The problem with marketing as a university principle arises when the very disciplines are structured according to a rewards system that is meant to mimic a market. Universities are not actually organized like an economy. They bend over backwards to reorganize themselves as if they were but the inherent hierarchy means that they do not operate through their own mechanisms. There is always the hand of an administrator acting as if he or she were the invisible one allocating resources. The free market model is more often a jargon to justify policies that administrators perceive as marketable, but not because the market has chosen them through its own operations.
Universities use business economics as a model, but they are not actually operating as an open system of competition. The very structures that are meant to measure the economic value of a discipline end up restricting their competitiveness. For example, any university that rewards departments for having high enrollment needs to enact rules on how to count students. Even in fields where interdisciplinarity is considered important, the mechanisms that measure the market flow of enrollments end up restricting it.
Students, for example, are routinely told they must take courses within their department because of enrollment counts. This of course undermines the free flow of the market. The reason students are treated like precious commodities within a mercantilist economy is that all department advisors know they are being measured by an administration that wants to see high numbers. Thus they prevent students from taking courses outside their department. The administrative mechanism that is intend to measure market place movements ends up hampering that very ebb and flow. Only by not counting enrollments and by lifting restrictions on where students take courses will a college simulate a market.

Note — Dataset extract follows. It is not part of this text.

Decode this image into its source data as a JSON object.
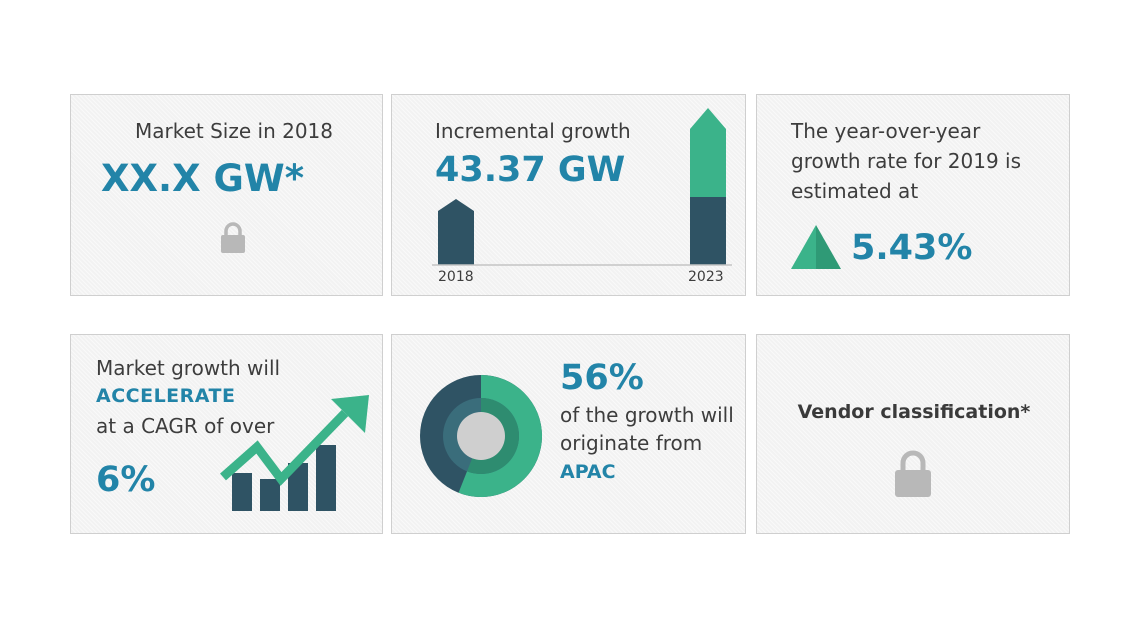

The real trouble is that universities are not interested in just selling classes. They also want to produce smart graduates, innovative research, famous professors. Marketing does not produce the most intelligent argument. The tendency is to develop a product so that it appeals broadly by deploying the most common denominator within the target audience. Very complex thought may go into designing the product, there is indeed often great art in simplicity, but most things up for sale are not so well thought through. They fit a familiar pattern; they confirm existing tastes and prejudices. History departments, if they were driven by market forces, would teach nothing but the American Civil War, World War Two, maybe some Roman history if it did not involve too much Latin.
Marketed products are not supposed to disturb the expectations of the audience. Television appeals to the assumptions that the audience already possesses; rarely does it seek to alter them, more often than not it confirms them by giving them a product that is consciously crafted to excite the feelings that have already been shown to exist. Innovation is important to marketing design only in order to distinguish a product from its competitors, but only to the extent that the new image promises a variation on an already familiar pattern.
If university courses were structured like sit-coms or reality shows then they would quickly stop developing new ideas. They would sell lots of seats perhaps, but they would not actually generate creative innovation. Instead they would reiterate the status quo, as opposed to changing it.